As Byron York writes, Barack Obama is feeling nostalgic for 2008 — those glory days of Hopenchange, when he was as much of a blank canvas as the MSM allowed him to be — and had a punching bag for an opponent:
Faced with deteriorating economic conditions and an unexpectedly aggressive Republican opponent, President Obama and his aides are expressing nostalgia for Sen. John McCain, the Republican opponent Obama defeated handily in the 2008 election.
At a rally in Minnesota Friday, Obama said Republicans today are in the grip of a “fever” that has caused them to oppose his initiatives virtually across the board. That “fever,” Obama said, will make this presidential race against GOP nominee Mitt Romney particularly contentious — in contrast to the last time, when Obama faced an opponent, McCain, who declined to engage in the kind of hard-hitting fight that many of his Republican supporters hoped he would.

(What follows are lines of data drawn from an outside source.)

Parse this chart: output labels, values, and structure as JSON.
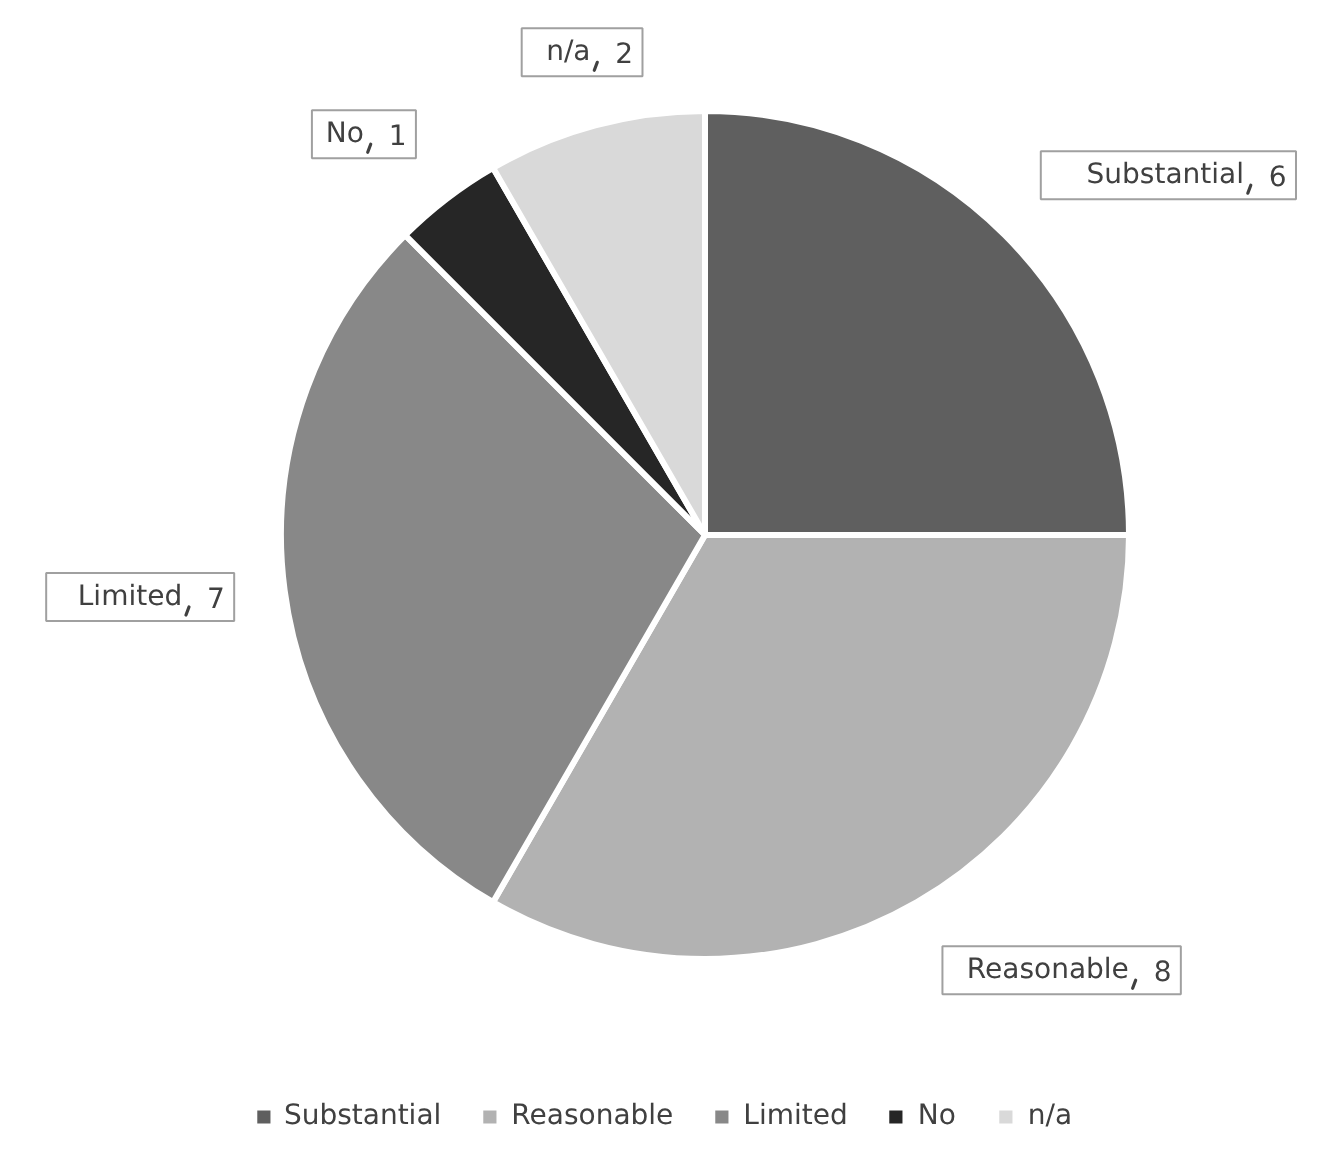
{
  "chart_data": {
    "type": "pie",
    "categories": [
      "Substantial",
      "Reasonable",
      "Limited",
      "No",
      "n/a"
    ],
    "values": [
      6,
      8,
      7,
      1,
      2
    ],
    "colors": [
      "#5f5f5f",
      "#b2b2b2",
      "#888888",
      "#262626",
      "#d9d9d9"
    ],
    "data_labels": true,
    "legend": "bottom"
  }
}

“I mean, 2008 was a significant election, obviously,” Obama told the audience at a Minneapolis restaurant called Bachelor Farmer. “But John McCain believed in climate change. John believed in campaign finance reform. He believed in immigration reform. I mean, there were some areas where you saw some overlap.”

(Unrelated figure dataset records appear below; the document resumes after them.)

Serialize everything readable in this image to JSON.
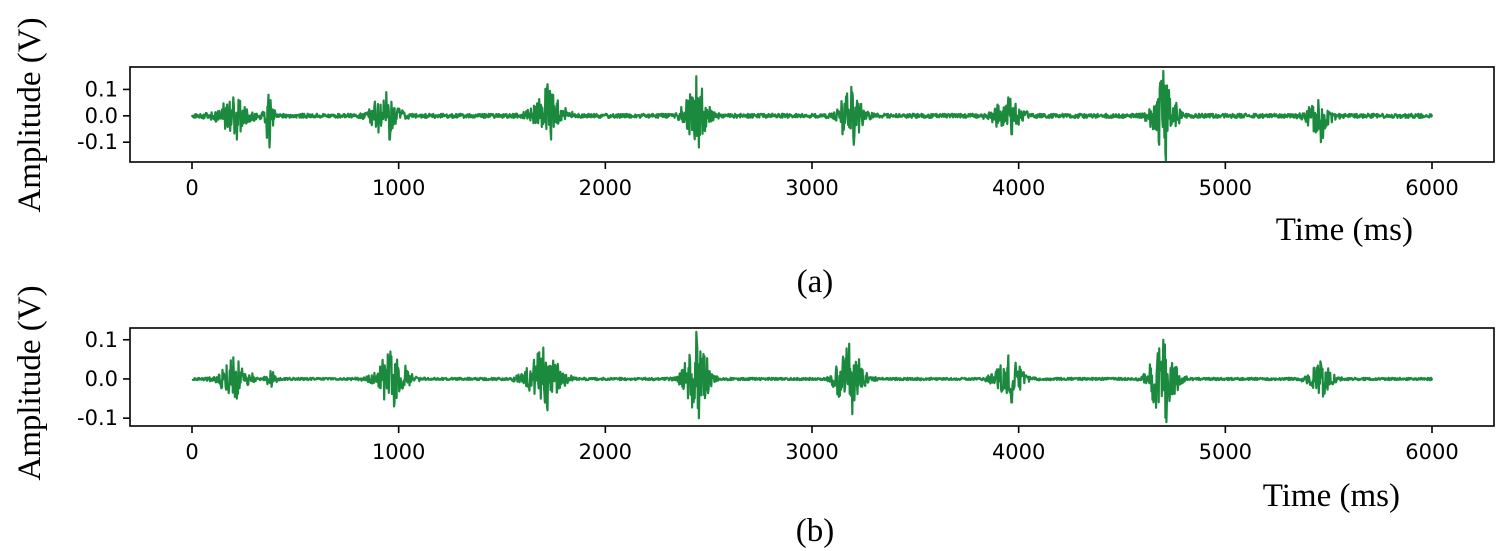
{
  "colors": {
    "signal": "#1b8a3e",
    "axes": "#000000",
    "background": "#ffffff"
  },
  "chart_data": [
    {
      "panel": "(a)",
      "type": "line",
      "xlabel": "Time (ms)",
      "ylabel": "Amplitude (V)",
      "xlim": [
        -300,
        6300
      ],
      "ylim": [
        -0.175,
        0.185
      ],
      "xticks": [
        0,
        1000,
        2000,
        3000,
        4000,
        5000,
        6000
      ],
      "yticks": [
        0.1,
        0.0,
        -0.1
      ],
      "ytick_labels": [
        "0.1",
        "0.0",
        "-0.1"
      ],
      "grid": false,
      "legend": "none",
      "bursts": [
        {
          "center": 200,
          "peak_pos": 0.07,
          "peak_neg": -0.09,
          "width": 120
        },
        {
          "center": 370,
          "peak_pos": 0.08,
          "peak_neg": -0.12,
          "width": 40
        },
        {
          "center": 940,
          "peak_pos": 0.09,
          "peak_neg": -0.09,
          "width": 110
        },
        {
          "center": 1720,
          "peak_pos": 0.12,
          "peak_neg": -0.09,
          "width": 110
        },
        {
          "center": 2440,
          "peak_pos": 0.15,
          "peak_neg": -0.12,
          "width": 90
        },
        {
          "center": 3190,
          "peak_pos": 0.11,
          "peak_neg": -0.11,
          "width": 90
        },
        {
          "center": 3950,
          "peak_pos": 0.07,
          "peak_neg": -0.07,
          "width": 110
        },
        {
          "center": 4700,
          "peak_pos": 0.17,
          "peak_neg": -0.17,
          "width": 90
        },
        {
          "center": 5450,
          "peak_pos": 0.06,
          "peak_neg": -0.1,
          "width": 90
        }
      ],
      "baseline_noise": 0.008,
      "x_end": 6000
    },
    {
      "panel": "(b)",
      "type": "line",
      "xlabel": "Time (ms)",
      "ylabel": "Amplitude (V)",
      "xlim": [
        -300,
        6300
      ],
      "ylim": [
        -0.12,
        0.13
      ],
      "xticks": [
        0,
        1000,
        2000,
        3000,
        4000,
        5000,
        6000
      ],
      "yticks": [
        0.1,
        0.0,
        -0.1
      ],
      "ytick_labels": [
        "0.1",
        "0.0",
        "-0.1"
      ],
      "grid": false,
      "legend": "none",
      "bursts": [
        {
          "center": 200,
          "peak_pos": 0.055,
          "peak_neg": -0.05,
          "width": 110
        },
        {
          "center": 380,
          "peak_pos": 0.02,
          "peak_neg": -0.02,
          "width": 40
        },
        {
          "center": 960,
          "peak_pos": 0.07,
          "peak_neg": -0.07,
          "width": 120
        },
        {
          "center": 1700,
          "peak_pos": 0.08,
          "peak_neg": -0.08,
          "width": 130
        },
        {
          "center": 2440,
          "peak_pos": 0.12,
          "peak_neg": -0.1,
          "width": 90
        },
        {
          "center": 3180,
          "peak_pos": 0.09,
          "peak_neg": -0.09,
          "width": 100
        },
        {
          "center": 3950,
          "peak_pos": 0.06,
          "peak_neg": -0.06,
          "width": 110
        },
        {
          "center": 4700,
          "peak_pos": 0.1,
          "peak_neg": -0.11,
          "width": 100
        },
        {
          "center": 5460,
          "peak_pos": 0.045,
          "peak_neg": -0.045,
          "width": 90
        }
      ],
      "baseline_noise": 0.003,
      "x_end": 6000
    }
  ]
}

Victor Hanson notes at least one bold-faced lie in that above quote: yes, McCain believed in campaign finance reform — but Obama sure didn’t:
What? John McCain actually did believe in “campaign-finance reform,” but candidate and President Barack Obama most certainly did not: He was the first presidential candidate in the general election to renounce public campaign financing in the history of the legislation so that he could go on to out-raise McCain three to one. He raised the most money in campaign history, and was the largest recorded recipient of Wall Street cash. In three-and-a-half years, he has held the most fundraisers of any sitting president; he has accepted super PAC money when he said he would not; he has allowed big donors to receive preferential treatment in green-company subsidization. To suggest otherwise is as untrue as it is shameless, and is yet another transparent attempt to post facto praise the losing Republican strategy of 2008.

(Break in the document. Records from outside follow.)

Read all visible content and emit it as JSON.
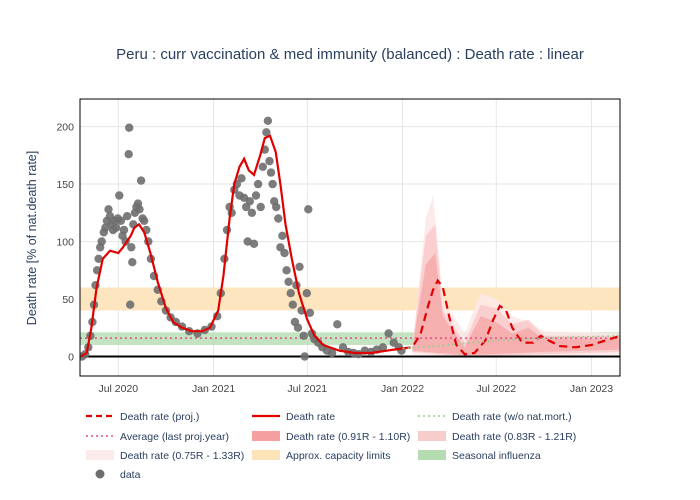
{
  "chart_data": {
    "type": "line",
    "title": "Peru : curr vaccination & med immunity (balanced) : Death rate : linear",
    "ylabel": "Death rate [% of nat.death rate]",
    "xlabel": "",
    "ylim": [
      -17,
      224
    ],
    "xlim": [
      "2020-04-18",
      "2023-02-25"
    ],
    "xticks": [
      {
        "date": "2020-07-01",
        "label": "Jul 2020"
      },
      {
        "date": "2021-01-01",
        "label": "Jan 2021"
      },
      {
        "date": "2021-07-01",
        "label": "Jul 2021"
      },
      {
        "date": "2022-01-01",
        "label": "Jan 2022"
      },
      {
        "date": "2022-07-01",
        "label": "Jul 2022"
      },
      {
        "date": "2023-01-01",
        "label": "Jan 2023"
      }
    ],
    "yticks": [
      0,
      50,
      100,
      150,
      200
    ],
    "grid": true,
    "legend_position": "bottom",
    "legend": [
      {
        "label": "Death rate (proj.)",
        "kind": "dash",
        "color": "#e00000"
      },
      {
        "label": "Death rate",
        "kind": "line",
        "color": "#e00000"
      },
      {
        "label": "Death rate (w/o nat.mort.)",
        "kind": "dot",
        "color": "#8fd18f"
      },
      {
        "label": "Average (last proj.year)",
        "kind": "dot",
        "color": "#e0508a"
      },
      {
        "label": "Death rate (0.91R - 1.10R)",
        "kind": "box",
        "color": "#f4a0a0"
      },
      {
        "label": "Death rate (0.83R - 1.21R)",
        "kind": "box",
        "color": "#f9cccc"
      },
      {
        "label": "Death rate (0.75R - 1.33R)",
        "kind": "box",
        "color": "#fdeaea"
      },
      {
        "label": "Approx. capacity limits",
        "kind": "box",
        "color": "#fde3b8"
      },
      {
        "label": "Seasonal influenza",
        "kind": "box",
        "color": "#b5dcb0"
      },
      {
        "label": "data",
        "kind": "marker",
        "color": "#6e6e6e"
      }
    ],
    "bands": {
      "capacity": [
        40,
        60
      ],
      "influenza": [
        10,
        21
      ]
    },
    "average_last_proj_year": 16,
    "series": [
      {
        "name": "Death rate",
        "points": [
          [
            "2020-04-20",
            0
          ],
          [
            "2020-05-01",
            3
          ],
          [
            "2020-05-10",
            25
          ],
          [
            "2020-05-20",
            60
          ],
          [
            "2020-06-01",
            85
          ],
          [
            "2020-06-15",
            92
          ],
          [
            "2020-07-01",
            90
          ],
          [
            "2020-07-10",
            95
          ],
          [
            "2020-07-25",
            105
          ],
          [
            "2020-08-01",
            112
          ],
          [
            "2020-08-10",
            115
          ],
          [
            "2020-08-20",
            108
          ],
          [
            "2020-09-01",
            90
          ],
          [
            "2020-09-15",
            65
          ],
          [
            "2020-10-01",
            42
          ],
          [
            "2020-10-15",
            30
          ],
          [
            "2020-11-01",
            25
          ],
          [
            "2020-11-20",
            22
          ],
          [
            "2020-12-10",
            22
          ],
          [
            "2020-12-25",
            25
          ],
          [
            "2021-01-10",
            40
          ],
          [
            "2021-01-20",
            70
          ],
          [
            "2021-02-01",
            120
          ],
          [
            "2021-02-10",
            150
          ],
          [
            "2021-02-20",
            165
          ],
          [
            "2021-03-01",
            172
          ],
          [
            "2021-03-10",
            162
          ],
          [
            "2021-03-20",
            158
          ],
          [
            "2021-04-01",
            175
          ],
          [
            "2021-04-10",
            190
          ],
          [
            "2021-04-20",
            192
          ],
          [
            "2021-05-01",
            178
          ],
          [
            "2021-05-10",
            150
          ],
          [
            "2021-05-20",
            115
          ],
          [
            "2021-06-01",
            85
          ],
          [
            "2021-06-15",
            55
          ],
          [
            "2021-07-01",
            32
          ],
          [
            "2021-07-15",
            18
          ],
          [
            "2021-08-01",
            10
          ],
          [
            "2021-09-01",
            5
          ],
          [
            "2021-10-01",
            3
          ],
          [
            "2021-11-01",
            3
          ],
          [
            "2021-12-01",
            5
          ],
          [
            "2022-01-01",
            7
          ]
        ]
      },
      {
        "name": "Death rate (proj.)",
        "points": [
          [
            "2022-01-01",
            7
          ],
          [
            "2022-01-20",
            8
          ],
          [
            "2022-02-05",
            20
          ],
          [
            "2022-02-20",
            45
          ],
          [
            "2022-03-01",
            58
          ],
          [
            "2022-03-10",
            66
          ],
          [
            "2022-03-20",
            60
          ],
          [
            "2022-04-01",
            35
          ],
          [
            "2022-04-15",
            10
          ],
          [
            "2022-05-01",
            2
          ],
          [
            "2022-05-20",
            3
          ],
          [
            "2022-06-10",
            14
          ],
          [
            "2022-06-25",
            32
          ],
          [
            "2022-07-08",
            44
          ],
          [
            "2022-07-20",
            40
          ],
          [
            "2022-08-01",
            25
          ],
          [
            "2022-08-20",
            12
          ],
          [
            "2022-09-10",
            12
          ],
          [
            "2022-09-25",
            18
          ],
          [
            "2022-10-10",
            14
          ],
          [
            "2022-11-01",
            9
          ],
          [
            "2022-12-01",
            8
          ],
          [
            "2023-01-01",
            10
          ],
          [
            "2023-02-25",
            18
          ]
        ]
      },
      {
        "name": "Death rate (w/o nat.mort.)",
        "points": [
          [
            "2022-01-01",
            7
          ],
          [
            "2022-04-01",
            10
          ],
          [
            "2022-07-01",
            14
          ],
          [
            "2022-10-01",
            16
          ],
          [
            "2023-02-25",
            18
          ]
        ]
      }
    ],
    "uncertainty_bands": [
      {
        "name": "Death rate (0.75R - 1.33R)",
        "upper": [
          [
            "2022-01-20",
            8
          ],
          [
            "2022-02-15",
            120
          ],
          [
            "2022-03-01",
            140
          ],
          [
            "2022-03-20",
            50
          ],
          [
            "2022-05-01",
            20
          ],
          [
            "2022-06-01",
            55
          ],
          [
            "2022-07-01",
            50
          ],
          [
            "2022-08-01",
            35
          ],
          [
            "2022-09-01",
            30
          ],
          [
            "2022-10-01",
            22
          ],
          [
            "2023-02-25",
            20
          ]
        ],
        "lower": [
          [
            "2023-02-25",
            2
          ],
          [
            "2022-10-01",
            0
          ],
          [
            "2022-05-01",
            0
          ],
          [
            "2022-01-20",
            2
          ]
        ]
      },
      {
        "name": "Death rate (0.83R - 1.21R)",
        "upper": [
          [
            "2022-01-20",
            8
          ],
          [
            "2022-02-15",
            105
          ],
          [
            "2022-03-05",
            115
          ],
          [
            "2022-03-20",
            40
          ],
          [
            "2022-05-01",
            12
          ],
          [
            "2022-06-01",
            45
          ],
          [
            "2022-07-01",
            42
          ],
          [
            "2022-08-01",
            28
          ],
          [
            "2022-09-01",
            32
          ],
          [
            "2022-10-01",
            18
          ],
          [
            "2023-02-25",
            18
          ]
        ],
        "lower": [
          [
            "2023-02-25",
            4
          ],
          [
            "2022-10-01",
            2
          ],
          [
            "2022-05-01",
            0
          ],
          [
            "2022-01-20",
            4
          ]
        ]
      },
      {
        "name": "Death rate (0.91R - 1.10R)",
        "upper": [
          [
            "2022-01-20",
            8
          ],
          [
            "2022-02-15",
            80
          ],
          [
            "2022-03-05",
            90
          ],
          [
            "2022-03-20",
            35
          ],
          [
            "2022-05-01",
            8
          ],
          [
            "2022-06-01",
            35
          ],
          [
            "2022-07-01",
            30
          ],
          [
            "2022-08-01",
            20
          ],
          [
            "2022-09-01",
            25
          ],
          [
            "2022-10-01",
            15
          ],
          [
            "2023-02-25",
            16
          ]
        ],
        "lower": [
          [
            "2023-02-25",
            6
          ],
          [
            "2022-10-01",
            4
          ],
          [
            "2022-05-01",
            1
          ],
          [
            "2022-01-20",
            5
          ]
        ]
      }
    ],
    "data_points": [
      [
        "2020-04-22",
        0
      ],
      [
        "2020-04-28",
        2
      ],
      [
        "2020-05-04",
        8
      ],
      [
        "2020-05-08",
        18
      ],
      [
        "2020-05-12",
        30
      ],
      [
        "2020-05-15",
        45
      ],
      [
        "2020-05-18",
        62
      ],
      [
        "2020-05-21",
        75
      ],
      [
        "2020-05-24",
        85
      ],
      [
        "2020-05-27",
        95
      ],
      [
        "2020-05-30",
        100
      ],
      [
        "2020-06-03",
        108
      ],
      [
        "2020-06-06",
        112
      ],
      [
        "2020-06-09",
        118
      ],
      [
        "2020-06-12",
        128
      ],
      [
        "2020-06-15",
        122
      ],
      [
        "2020-06-18",
        115
      ],
      [
        "2020-06-21",
        110
      ],
      [
        "2020-06-24",
        118
      ],
      [
        "2020-06-27",
        112
      ],
      [
        "2020-06-30",
        120
      ],
      [
        "2020-07-03",
        140
      ],
      [
        "2020-07-06",
        118
      ],
      [
        "2020-07-09",
        105
      ],
      [
        "2020-07-12",
        110
      ],
      [
        "2020-07-15",
        100
      ],
      [
        "2020-07-18",
        122
      ],
      [
        "2020-07-21",
        176
      ],
      [
        "2020-07-22",
        199
      ],
      [
        "2020-07-24",
        45
      ],
      [
        "2020-07-26",
        95
      ],
      [
        "2020-07-28",
        82
      ],
      [
        "2020-07-30",
        115
      ],
      [
        "2020-08-02",
        125
      ],
      [
        "2020-08-05",
        130
      ],
      [
        "2020-08-08",
        133
      ],
      [
        "2020-08-11",
        128
      ],
      [
        "2020-08-14",
        153
      ],
      [
        "2020-08-17",
        120
      ],
      [
        "2020-08-20",
        118
      ],
      [
        "2020-08-24",
        110
      ],
      [
        "2020-08-28",
        100
      ],
      [
        "2020-09-02",
        85
      ],
      [
        "2020-09-08",
        70
      ],
      [
        "2020-09-15",
        58
      ],
      [
        "2020-09-22",
        48
      ],
      [
        "2020-10-01",
        40
      ],
      [
        "2020-10-10",
        34
      ],
      [
        "2020-10-20",
        30
      ],
      [
        "2020-11-01",
        26
      ],
      [
        "2020-11-15",
        22
      ],
      [
        "2020-12-01",
        20
      ],
      [
        "2020-12-15",
        23
      ],
      [
        "2020-12-28",
        26
      ],
      [
        "2021-01-08",
        35
      ],
      [
        "2021-01-15",
        55
      ],
      [
        "2021-01-22",
        85
      ],
      [
        "2021-01-27",
        110
      ],
      [
        "2021-02-01",
        130
      ],
      [
        "2021-02-05",
        125
      ],
      [
        "2021-02-10",
        145
      ],
      [
        "2021-02-15",
        150
      ],
      [
        "2021-02-20",
        140
      ],
      [
        "2021-02-24",
        155
      ],
      [
        "2021-03-01",
        138
      ],
      [
        "2021-03-05",
        130
      ],
      [
        "2021-03-08",
        100
      ],
      [
        "2021-03-12",
        135
      ],
      [
        "2021-03-16",
        125
      ],
      [
        "2021-03-20",
        98
      ],
      [
        "2021-03-24",
        140
      ],
      [
        "2021-03-28",
        150
      ],
      [
        "2021-04-02",
        130
      ],
      [
        "2021-04-06",
        165
      ],
      [
        "2021-04-10",
        180
      ],
      [
        "2021-04-13",
        195
      ],
      [
        "2021-04-16",
        205
      ],
      [
        "2021-04-19",
        170
      ],
      [
        "2021-04-22",
        160
      ],
      [
        "2021-04-25",
        150
      ],
      [
        "2021-04-28",
        135
      ],
      [
        "2021-05-02",
        130
      ],
      [
        "2021-05-06",
        120
      ],
      [
        "2021-05-10",
        95
      ],
      [
        "2021-05-14",
        105
      ],
      [
        "2021-05-18",
        90
      ],
      [
        "2021-05-22",
        75
      ],
      [
        "2021-05-26",
        65
      ],
      [
        "2021-05-30",
        55
      ],
      [
        "2021-06-03",
        45
      ],
      [
        "2021-06-07",
        30
      ],
      [
        "2021-06-10",
        62
      ],
      [
        "2021-06-13",
        25
      ],
      [
        "2021-06-16",
        78
      ],
      [
        "2021-06-20",
        40
      ],
      [
        "2021-06-24",
        18
      ],
      [
        "2021-06-26",
        0
      ],
      [
        "2021-06-30",
        55
      ],
      [
        "2021-07-03",
        128
      ],
      [
        "2021-07-06",
        38
      ],
      [
        "2021-07-10",
        20
      ],
      [
        "2021-07-15",
        15
      ],
      [
        "2021-07-22",
        12
      ],
      [
        "2021-07-30",
        8
      ],
      [
        "2021-08-08",
        5
      ],
      [
        "2021-08-18",
        3
      ],
      [
        "2021-08-28",
        28
      ],
      [
        "2021-09-08",
        8
      ],
      [
        "2021-09-18",
        4
      ],
      [
        "2021-09-28",
        3
      ],
      [
        "2021-10-08",
        2
      ],
      [
        "2021-10-20",
        5
      ],
      [
        "2021-11-01",
        4
      ],
      [
        "2021-11-12",
        6
      ],
      [
        "2021-11-24",
        8
      ],
      [
        "2021-12-05",
        20
      ],
      [
        "2021-12-15",
        12
      ],
      [
        "2021-12-25",
        8
      ],
      [
        "2021-12-30",
        5
      ]
    ]
  }
}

Meanwhile, presented with a gentleman opponent (read: hapless sucker) in 2008, the Obama campaign responded by kicking sand in his face and giving him the full Alinsky treatment, as Moe Lane writes:
In 2008 the Obama campaign released an ad that mocked John McCain for his inability to send an email – which infuriated people, because the reason why he can’t send an email is because his arms have never really worked properly after the North Vietnamese got done torturing him. When Obama’s Vice Presidential candidate Joe Biden dared mildly apologize for it, the Obama campaign humiliated Biden by having their lackey Bill Burton come out and retract Biden’s apology.
This is what passed for ‘civility’ in the 2008 election cycle – but I can understand why Obama would get all misty-eyed about those days. It’s natural for a coward to remember fondly the times when his fights were all with people who wouldn’t – or couldn’t – fight back…
I’m not sure if Jonah Goldberg addressed this topic in The Tyranny of Cliches, but it’s one of the great cliches of liberalism that whoever the current GOP president is, he’s always a ruthless barbarian compared with his genteel predecessor. Leftwing journalists routinely beat up GWB by comparing him to Reagan — whom they loathed while the Gipper was in office. Both Roger Ebert and Paul Krugman have each found themselves longing for Richard Nixon. And if only that horrible Tea Party could be as genteel as saintly old William F. Buckley (whom liberals similarly hated while he was alive). Apparently this breed of liberal nostalgia now extends to GOP presidential candidates as well.
Hopefully Romney’s tactics will continue to make Obama nostalgic for 2008 — and maybe even a train ride back to Chicago in January for symmetry’s sake, and a last promotion of the joys of intercontinental railroading.